How to Prevent the Causes of Device Failures using high-speed PCB?
With speed emerging as a crucial factor in product performance, designs are often known to have a number of high-speed interfaces. It is therefore not surprising that signal as well as power integrity issues are often seen which in turn lead to device failure. In fact it is becoming increasingly important for design engineers to take into account the analog features of high speed PCB design.
To achieve signal Integrity of SI as it is popularly called, PCB paths need to be well-defined. In turn these well-defined paths allow that the signal is delivered from the driver to the receiver at the right time. On the other hand, if the design has poor SI, it is not likely to deliver the signal at the right time. A poor SI is also known to cause radiated emissions that are higher than acceptable. Issues in design can also lead to device failure causing it not to function at all.

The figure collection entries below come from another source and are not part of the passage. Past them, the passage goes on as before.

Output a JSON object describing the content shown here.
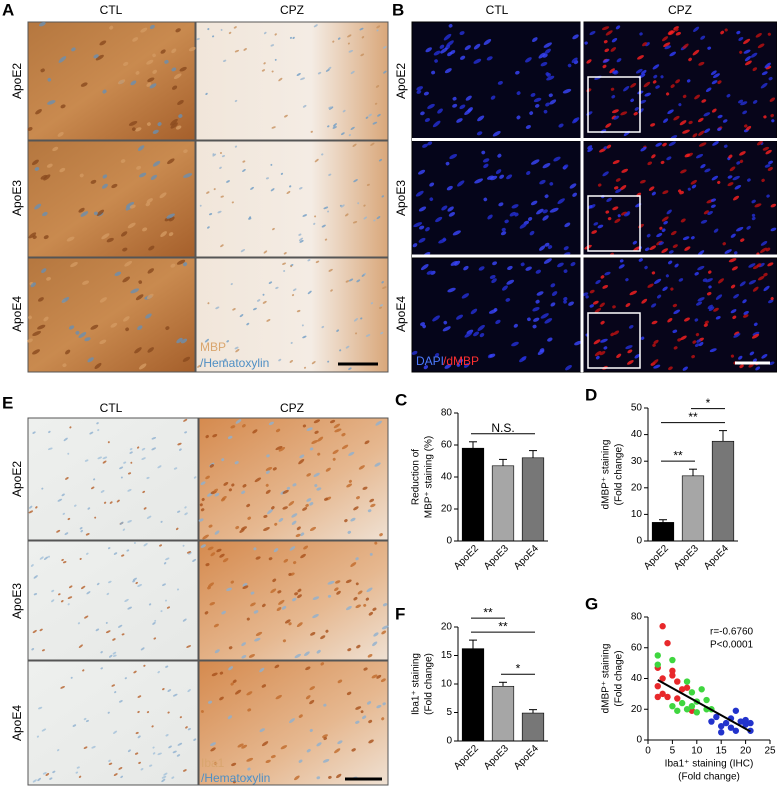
{
  "panels": {
    "A": {
      "label": "A",
      "columns": [
        "CTL",
        "CPZ"
      ],
      "rows": [
        "ApoE2",
        "ApoE3",
        "ApoE4"
      ],
      "stain": [
        "MBP",
        "/Hematoxylin"
      ]
    },
    "B": {
      "label": "B",
      "columns": [
        "CTL",
        "CPZ"
      ],
      "rows": [
        "ApoE2",
        "ApoE3",
        "ApoE4"
      ],
      "stain": [
        "DAPI",
        "/dMBP"
      ]
    },
    "E": {
      "label": "E",
      "columns": [
        "CTL",
        "CPZ"
      ],
      "rows": [
        "ApoE2",
        "ApoE3",
        "ApoE4"
      ],
      "stain": [
        "Iba1",
        "/Hematoxylin"
      ]
    }
  },
  "chart_data": [
    {
      "panel": "C",
      "type": "bar",
      "y_label": [
        "Reduction of",
        "MBP⁺ staining (%)"
      ],
      "categories": [
        "ApoE2",
        "ApoE3",
        "ApoE4"
      ],
      "values": [
        58,
        47,
        52
      ],
      "errors": [
        4,
        4,
        4.5
      ],
      "colors": [
        "#000000",
        "#a6a6a6",
        "#777777"
      ],
      "ylim": [
        0,
        80
      ],
      "yticks": [
        0,
        20,
        40,
        60,
        80
      ],
      "significance": [
        {
          "from": 0,
          "to": 2,
          "label": "N.S."
        }
      ]
    },
    {
      "panel": "D",
      "type": "bar",
      "y_label": [
        "dMBP⁺ staining",
        "(Fold change)"
      ],
      "categories": [
        "ApoE2",
        "ApoE3",
        "ApoE4"
      ],
      "values": [
        7,
        24.5,
        37.5
      ],
      "errors": [
        1,
        2.5,
        4
      ],
      "colors": [
        "#000000",
        "#a6a6a6",
        "#777777"
      ],
      "ylim": [
        0,
        50
      ],
      "yticks": [
        0,
        10,
        20,
        30,
        40,
        50
      ],
      "significance": [
        {
          "from": 0,
          "to": 1,
          "label": "**"
        },
        {
          "from": 0,
          "to": 2,
          "label": "**"
        },
        {
          "from": 1,
          "to": 2,
          "label": "*"
        }
      ]
    },
    {
      "panel": "F",
      "type": "bar",
      "y_label": [
        "Iba1⁺ staining",
        "(Fold change)"
      ],
      "categories": [
        "ApoE2",
        "ApoE3",
        "ApoE4"
      ],
      "values": [
        16.2,
        9.6,
        4.9
      ],
      "errors": [
        1.5,
        0.7,
        0.6
      ],
      "colors": [
        "#000000",
        "#a6a6a6",
        "#777777"
      ],
      "ylim": [
        0,
        20
      ],
      "yticks": [
        0,
        5,
        10,
        15,
        20
      ],
      "significance": [
        {
          "from": 1,
          "to": 2,
          "label": "*"
        },
        {
          "from": 0,
          "to": 2,
          "label": "**"
        },
        {
          "from": 0,
          "to": 1,
          "label": "**"
        }
      ]
    },
    {
      "panel": "G",
      "type": "scatter",
      "x_label": [
        "Iba1⁺ staining (IHC)",
        "(Fold change)"
      ],
      "y_label": [
        "dMBP⁺ staining",
        "(Fold chage)"
      ],
      "annotations": [
        "r=-0.6760",
        "P<0.0001"
      ],
      "xlim": [
        0,
        25
      ],
      "xticks": [
        0,
        5,
        10,
        15,
        20,
        25
      ],
      "ylim": [
        0,
        80
      ],
      "yticks": [
        0,
        20,
        40,
        60,
        80
      ],
      "series": [
        {
          "color": "#e8282b",
          "x": [
            3,
            4,
            2,
            3,
            5,
            5,
            6,
            7,
            2,
            3,
            4,
            2,
            6,
            8,
            9
          ],
          "values": [
            74,
            63,
            47,
            40,
            45,
            42,
            38,
            33,
            35,
            30,
            28,
            28,
            27,
            34,
            19
          ]
        },
        {
          "color": "#3fd63f",
          "x": [
            2,
            2,
            5,
            8,
            9,
            10,
            11,
            12,
            8,
            9,
            5,
            6,
            10,
            12,
            13,
            7
          ],
          "values": [
            55,
            49,
            52,
            38,
            31,
            25,
            33,
            26,
            20,
            22,
            22,
            19,
            18,
            20,
            20,
            24
          ]
        },
        {
          "color": "#2233cc",
          "x": [
            13,
            15,
            16,
            17,
            18,
            19,
            20,
            20,
            21,
            17,
            14,
            18,
            21,
            15
          ],
          "values": [
            12,
            9,
            11,
            8,
            6,
            12,
            10,
            13,
            11,
            14,
            15,
            19,
            6,
            5
          ]
        }
      ],
      "fit": {
        "x": [
          2,
          21
        ],
        "values": [
          39,
          5.5
        ]
      }
    }
  ]
}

PCB Design elements that aid in achieving high speed SI:
Transmission line behavior at high-speed frequencies- With clock rates and signal speeds increasing, the PCB trace lengths are on the same order of length as the edge rates passing them. Delays and losses therefore need to carefully weighed. The most common transmission line impedance to achieve is 50 Ω. To achieve the required impedance the PCB Material, its trace width in each layer need to be identified. The two commonly used transmission lines include the stripline as well as the microstrip. While stripline has the signal trace in between two reference planes, in the case of microstrip, the signal trace is routed on the outer layer. It is the signal speed requirement as well as the design complexity that determines whether stripline or microstrip needs to be used. Overall, microstrip is known to offer a faster signal path.

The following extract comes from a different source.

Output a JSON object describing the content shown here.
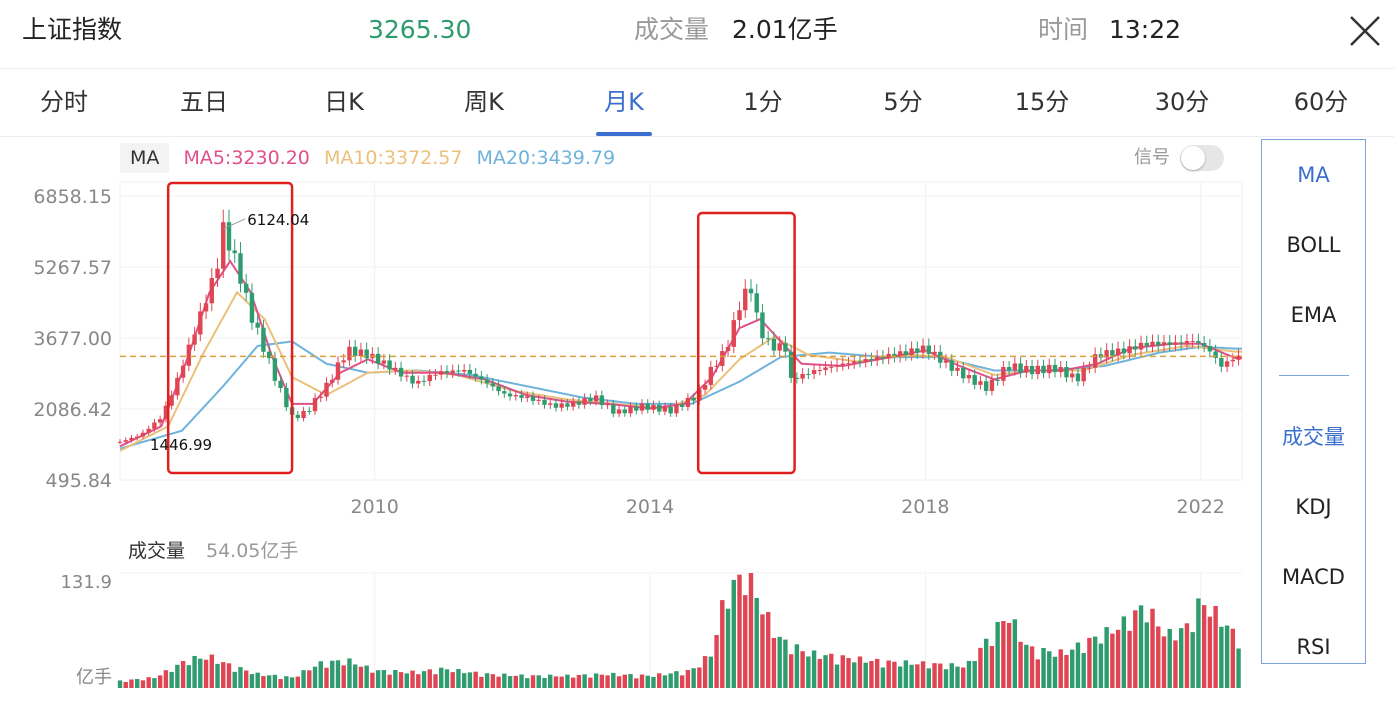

While considering signal trace, it is also important to choose a short trace with an not disrupted reference plane. The advantage with this is that current can travel to the receiver and return through the path of least impedance. The common return path problems include the following:
- Discontinuity in reference plane
- Change of layer of routed signal with no reference plane underneath
In turn, the above leads to signal reflection and ringing. Signal reflections can be a function of the driver, transmission line or receiver impedance. If the signal encounters a change in the impedance of the PCB, (known as impedance discontinuity), the signal can reflect back to its source and this can result in the distortion of the signal. In case of multiple reflections, ringing is a consequence. On the other hand if the driver, transmission line and receiver have the same impedance, the problems of reflection and ringing will not occur.
Another problem that arises is that of crosstalk. This is a result of coupling of signals and can occur if multiple signals couple if they are routed too close. Crosstalk can be prevented if the trace and return paths are twice the trace width away from other signals. Ringing can also increase crosstalk.
Factors need to remember for high speed PCB Design
- Termination Topology
- Lengths of traces
- Speed of signals
- Shape of traces, among others
In order to maintain SI, therefore, the following need to be kept in mind:
- Identify high speed signals.
- Ensure that the highest speed signals are on the top and bottom layers.
- Signal traces should be kept one dielectric away from the return path.
- Ensure good ground references are given
- Maintain greater than 2x line width rule for inter-pair spacing.
- Ensure there is more than 3x line width spacing from other interfaces.
- Right- angle turns need to be avoided
- Number of vias need to be minimized
- High speed signals need to be kept away from noisy signals.
A power delivery network or PDN provided inside the system that complies with the power supply conditions, leads to power integrity. Compared to SI, Power Integrity is more difficult to visualize as there are numerous nodes and each node can impact the overall impedance. Issues related to PI are therefore harder to troubleshoot. A through study of Pi both in the pre & post layout PCB design and PCB manufacturing stage is therefore imperative. PI study today involves studies for loading at high frequencies.
The key in PI analysis is to treat power rails as transmission planes and analyze their characteristic impedance. The other issue is that there is different impedance in different frequencies and therefore components as well as placement locations need to be carefully worked on.